Maybe the point is that I’m not imagining that things feel a little too non-stop right now. There’s a year being squashed into four months, and I’m squashed in there with it, trying to find space to do everything while keeping up with the outside world.

Never Stop Never Stopping

To go from being, essentially, a hermit for two and a half years because of COVID to traveling across the country repeatedly in a five week period was, I’m sure you’ll be able to imagine, a surreal and dizzying experience. Prior to taking on this new gig, I’d eaten a meal outside of my house literally once since everything got locked down; then, I was spending a week in Southern California, followed by ten days home, then a week in Illinois, then another ten days home, then a few days in Washington State. There were things that didn’t get unpacked. There were countless COVID tests being taken.
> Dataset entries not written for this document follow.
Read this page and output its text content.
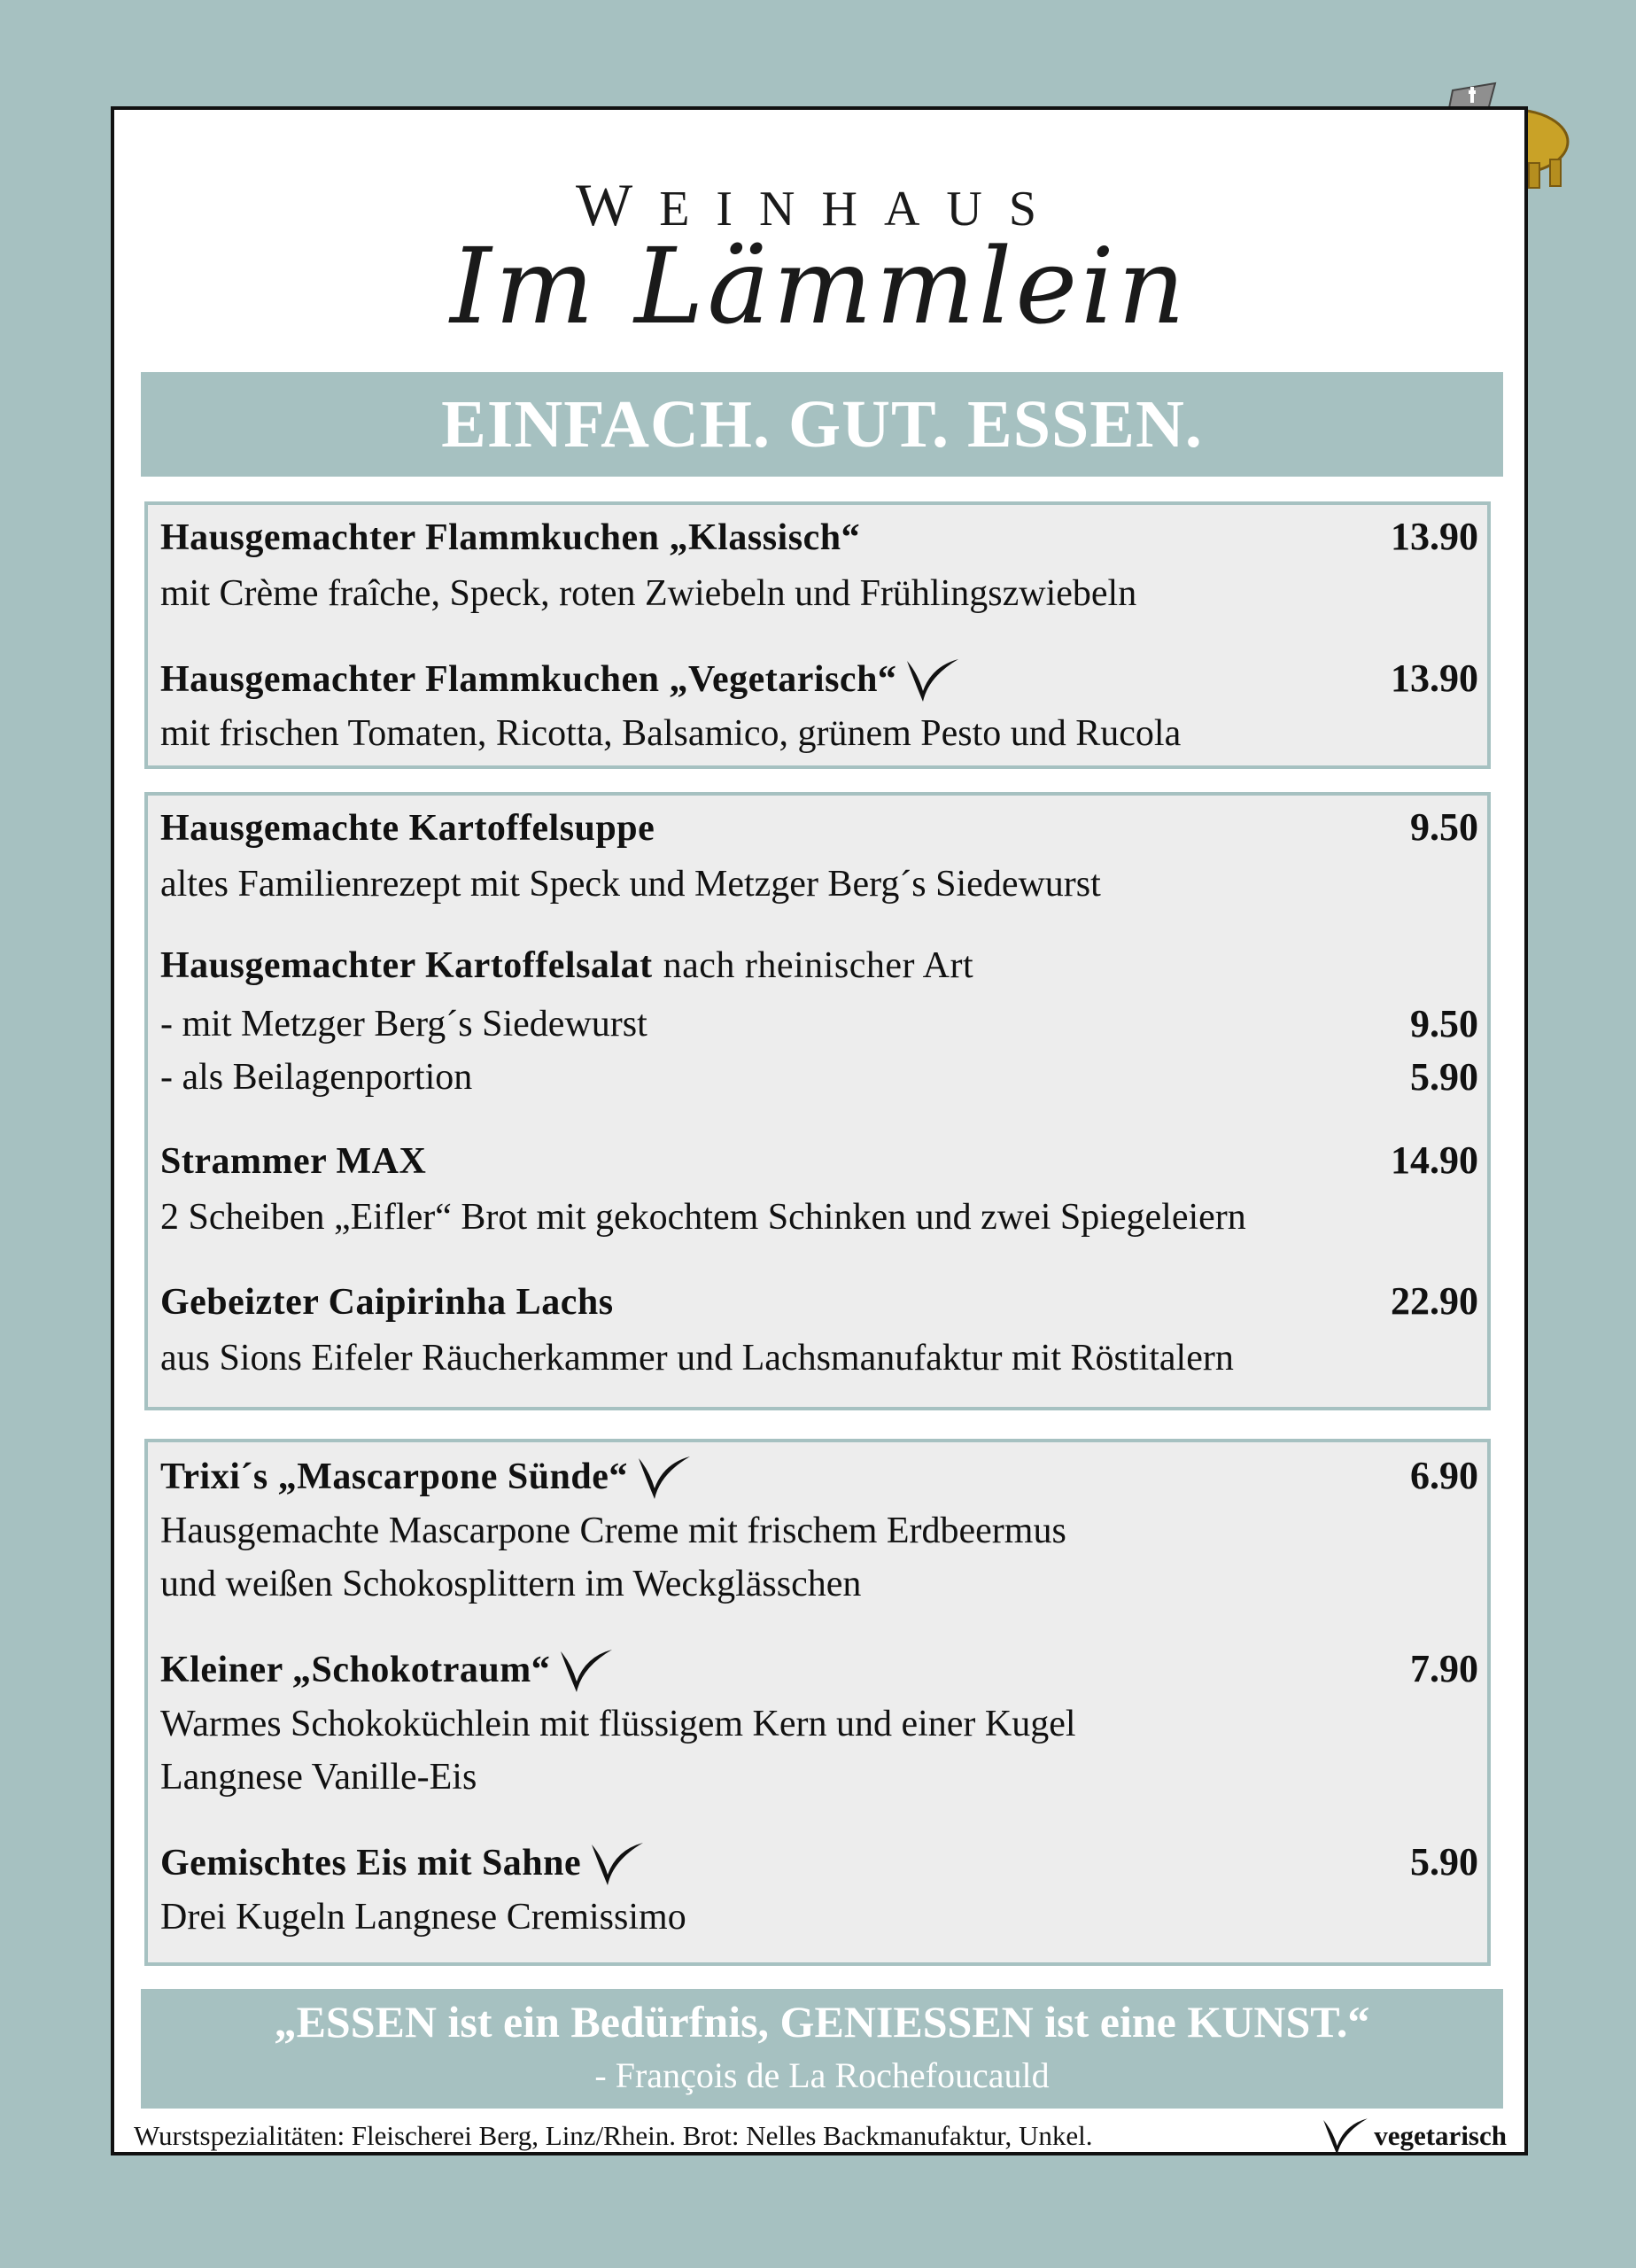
WEINHAUS
Im Lämmlein
EINFACH. GUT. ESSEN.
Hausgemachter Flammkuchen „Klassisch“	13.90
mit Crème fraîche, Speck, roten Zwiebeln und Frühlingszwiebeln
Hausgemachter Flammkuchen „Vegetarisch“	13.90
mit frischen Tomaten, Ricotta, Balsamico, grünem Pesto und Rucola
Hausgemachte Kartoffelsuppe	9.50
altes Familienrezept mit Speck und Metzger Berg´s Siedewurst
Hausgemachter Kartoffelsalat nach rheinischer Art
- mit Metzger Berg´s Siedewurst	9.50
- als Beilagenportion	5.90
Strammer MAX	14.90
2 Scheiben „Eifler“ Brot mit gekochtem Schinken und zwei Spiegeleiern
Gebeizter Caipirinha Lachs	22.90
aus Sions Eifeler Räucherkammer und Lachsmanufaktur mit Röstitalern
Trixi´s „Mascarpone Sünde“	6.90
Hausgemachte Mascarpone Creme mit frischem Erdbeermus
und weißen Schokosplittern im Weckglässchen
Kleiner „Schokotraum“	7.90
Warmes Schokoküchlein mit flüssigem Kern und einer Kugel
Langnese Vanille-Eis
Gemischtes Eis mit Sahne	5.90
Drei Kugeln Langnese Cremissimo
„ESSEN ist ein Bedürfnis, GENIESSEN ist eine KUNST.“
- François de La Rochefoucauld
Wurstspezialitäten: Fleischerei Berg, Linz/Rhein. Brot: Nelles Backmanufaktur, Unkel.	vegetarisch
To make matters more strange, Portland had an impossibly hot summer this year — I suspect this’ll be something that happens every year from now on, sadly — and I live in a house where there’s no air conditioning except for a window unit on the first floor; for most of my time between conventions, everyone in the house was sleeping on couches in the living room because it was the only place in the house cool enough to actually sleep. I’m pretty sure that I spent maybe seven or eight days total in my own bed between the middle of June and last week or so, adding to the feeling that I didn’t really get a lot of home time this summer.

It sounds ridiculous, but I started to think about all the songs I’ve heard about how lonely and shitty touring life is during all of this, as well as imagining myself as a businessman who had to travel nonstop for their job; if there was an alternate reality where I could project myself into having to travel continuously for my job, I’d do so, feeling a mix of frustration and exhaustion that I imagined people in those jobs would feel. I spent the summer wanting to be home, and longing for the calm and stillness I imagined fall will bring. The cool weather, too.